300-Gb/s Transmission Using OTDM System Implemented With Sinusoidally Modulated Input Light Source

Abstract

The recently proposed 2-channel optical-time-division-multiplexing (OTDM) technique utilizing a sinusoidally modulated input light source provides an attractive solution to double the per-wavelength data rate of the short-reach intensity-modulation/direct-detection system. However, to maximize the transmission speed of such an OTDM system, it is necessary to generate the sinusoidal input light operating at the frequency much faster than the modulator's bandwidth. As a result, the extinction ratio (ER) of the generated sinusoidal input light can be significantly reduced, which, in turn, causes a large crosstalk in this OTDM system.

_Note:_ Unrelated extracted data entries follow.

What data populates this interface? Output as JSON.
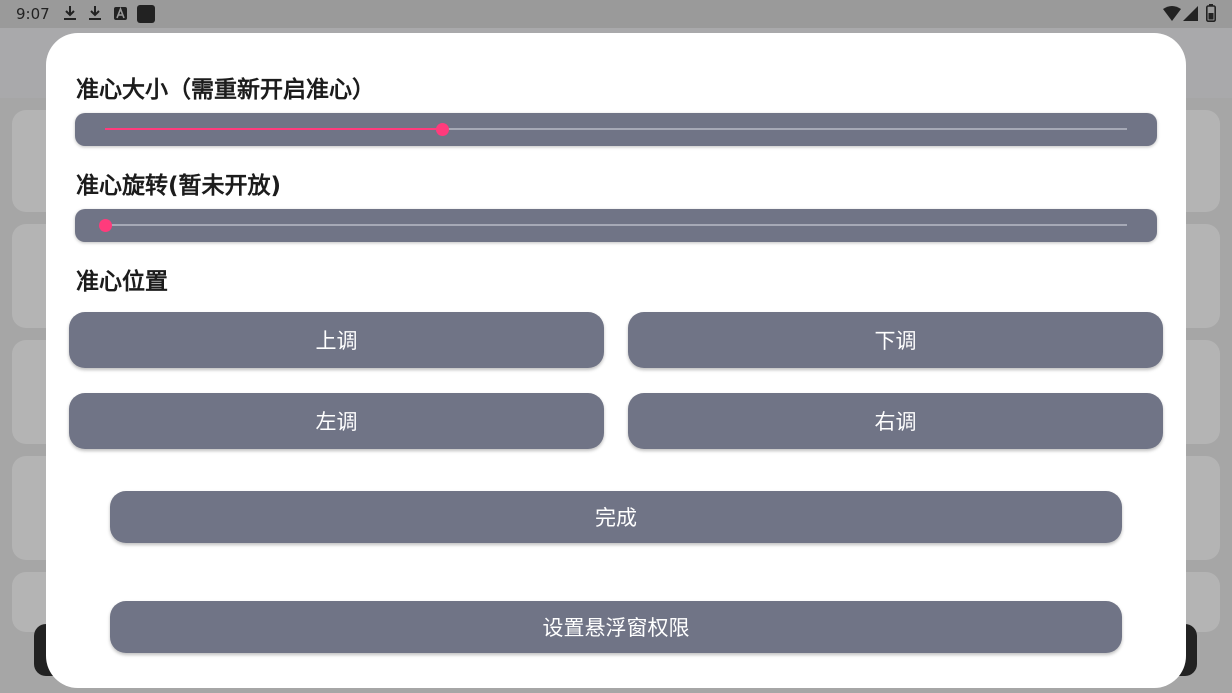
{
  "status_bar": {
    "time": "9:07",
    "icons": [
      "download-icon",
      "download-icon",
      "a-notification-icon",
      "square-notification-icon",
      "wifi-icon",
      "signal-icon",
      "battery-icon"
    ]
  },
  "dialog": {
    "size_title": "准心大小（需重新开启准心）",
    "size_slider_value": 0.33,
    "rotation_title": "准心旋转(暂未开放)",
    "rotation_slider_value": 0.0,
    "position_title": "准心位置",
    "up_label": "上调",
    "down_label": "下调",
    "left_label": "左调",
    "right_label": "右调",
    "done_label": "完成",
    "overlay_permission_label": "设置悬浮窗权限"
  },
  "colors": {
    "accent": "#ff3b7c",
    "button_bg": "#707486",
    "dialog_bg": "#ffffff"
  }
}
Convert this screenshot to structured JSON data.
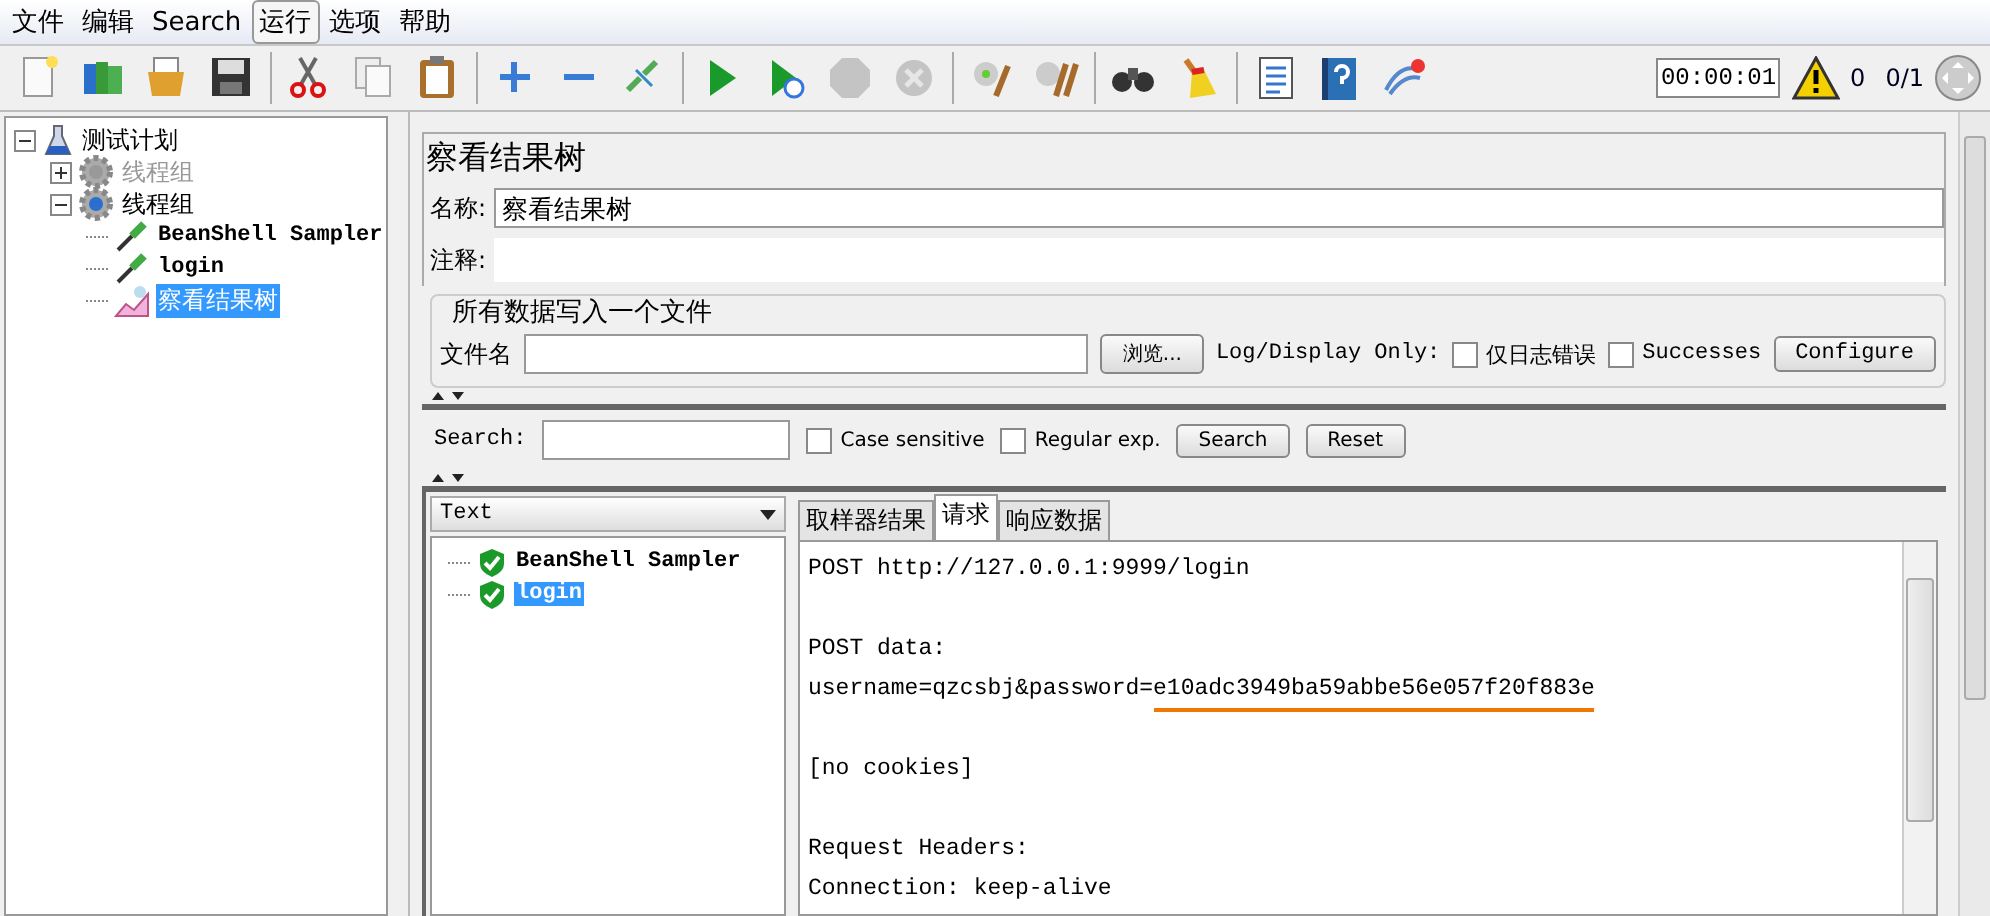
{
  "menu": [
    {
      "label": "文件",
      "selected": false
    },
    {
      "label": "编辑",
      "selected": false
    },
    {
      "label": "Search",
      "selected": false
    },
    {
      "label": "运行",
      "selected": true
    },
    {
      "label": "选项",
      "selected": false
    },
    {
      "label": "帮助",
      "selected": false
    }
  ],
  "toolbar": [
    [
      {
        "kind": "new",
        "disabled": false
      },
      {
        "kind": "templates",
        "disabled": false
      },
      {
        "kind": "open",
        "disabled": false
      },
      {
        "kind": "save",
        "disabled": false
      }
    ],
    [
      {
        "kind": "cut",
        "disabled": false
      },
      {
        "kind": "copy",
        "disabled": false
      },
      {
        "kind": "paste",
        "disabled": false
      }
    ],
    [
      {
        "kind": "expand",
        "disabled": false
      },
      {
        "kind": "collapse",
        "disabled": false
      },
      {
        "kind": "toggle",
        "disabled": false
      }
    ],
    [
      {
        "kind": "start",
        "disabled": false
      },
      {
        "kind": "start-no-timers",
        "disabled": false
      },
      {
        "kind": "stop",
        "disabled": true
      },
      {
        "kind": "shutdown",
        "disabled": true
      }
    ],
    [
      {
        "kind": "clear",
        "disabled": false
      },
      {
        "kind": "clear-all",
        "disabled": false
      }
    ],
    [
      {
        "kind": "search",
        "disabled": false
      },
      {
        "kind": "reset",
        "disabled": false
      }
    ],
    [
      {
        "kind": "functions",
        "disabled": false
      },
      {
        "kind": "help",
        "disabled": false
      },
      {
        "kind": "remote",
        "disabled": false
      }
    ]
  ],
  "status": {
    "timer": "00:00:01",
    "warnings": "0",
    "threads": "0/1"
  },
  "tree": [
    {
      "label": "测试计划",
      "kind": "plan",
      "expanded": true,
      "disabled": false,
      "selected": false,
      "children": [
        {
          "label": "线程组",
          "kind": "thread-group",
          "expanded": false,
          "disabled": true,
          "selected": false
        },
        {
          "label": "线程组",
          "kind": "thread-group",
          "expanded": true,
          "disabled": false,
          "selected": false,
          "children": [
            {
              "label": "BeanShell Sampler",
              "kind": "sampler",
              "disabled": false,
              "selected": false
            },
            {
              "label": "login",
              "kind": "sampler",
              "disabled": false,
              "selected": false
            },
            {
              "label": "察看结果树",
              "kind": "listener",
              "disabled": false,
              "selected": true
            }
          ]
        }
      ]
    }
  ],
  "panel": {
    "title": "察看结果树",
    "name_label": "名称:",
    "name_value": "察看结果树",
    "comment_label": "注释:",
    "file_group": {
      "legend": "所有数据写入一个文件",
      "file_label": "文件名",
      "browse": "浏览...",
      "log_label": "Log/Display Only:",
      "checks": [
        {
          "label": "仅日志错误",
          "checked": false
        },
        {
          "label": "Successes",
          "checked": false
        }
      ],
      "configure": "Configure"
    },
    "search": {
      "label": "Search:",
      "checks": [
        {
          "label": "Case sensitive",
          "checked": false
        },
        {
          "label": "Regular exp.",
          "checked": false
        }
      ],
      "buttons": [
        "Search",
        "Reset"
      ]
    },
    "renderer": "Text",
    "results": [
      {
        "label": "BeanShell Sampler",
        "selected": false
      },
      {
        "label": "login",
        "selected": true
      }
    ],
    "tabs": [
      {
        "label": "取样器结果",
        "selected": false
      },
      {
        "label": "请求",
        "selected": true
      },
      {
        "label": "响应数据",
        "selected": false
      }
    ],
    "request_paragraphs": [
      [
        {
          "parts": [
            {
              "text": "POST http://127.0.0.1:9999/login",
              "underlined": false
            }
          ]
        }
      ],
      [
        {
          "parts": [
            {
              "text": "POST data:",
              "underlined": false
            }
          ]
        },
        {
          "parts": [
            {
              "text": "username=qzcsbj&password=",
              "underlined": false
            },
            {
              "text": "e10adc3949ba59abbe56e057f20f883e",
              "underlined": true
            }
          ]
        }
      ],
      [
        {
          "parts": [
            {
              "text": "[no cookies]",
              "underlined": false
            }
          ]
        }
      ],
      [
        {
          "parts": [
            {
              "text": "Request Headers:",
              "underlined": false
            }
          ]
        },
        {
          "parts": [
            {
              "text": "Connection: keep-alive",
              "underlined": false
            }
          ]
        }
      ]
    ]
  }
}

To solve this problem, we propose to enhance the ER of the sinusoidal input light simply by decreasing the bias voltage applied to the Mach-Zehnder modulator (MZM) used for its generation (from the quadrature point toward the null point). We estimate that, by using this technique, it is possible to increase the ER from 3.1 dB to 14.9 dB when the required sinusoidal frequency is three times faster than the MZM's bandwidth. To verify the effectiveness of this ER enhancement technique, we realize the 2-channel OTDM system with a sinusoidally modulated input light source by using the MZMs having a 3-dB bandwidth of 17.2 GHz and demonstrate the transmission of the 300-Gb/s PAM8 signal. Thus, the ratio between the achieved data rate and the 3-dB bandwidth of the MZM is as high as similar to 17.4.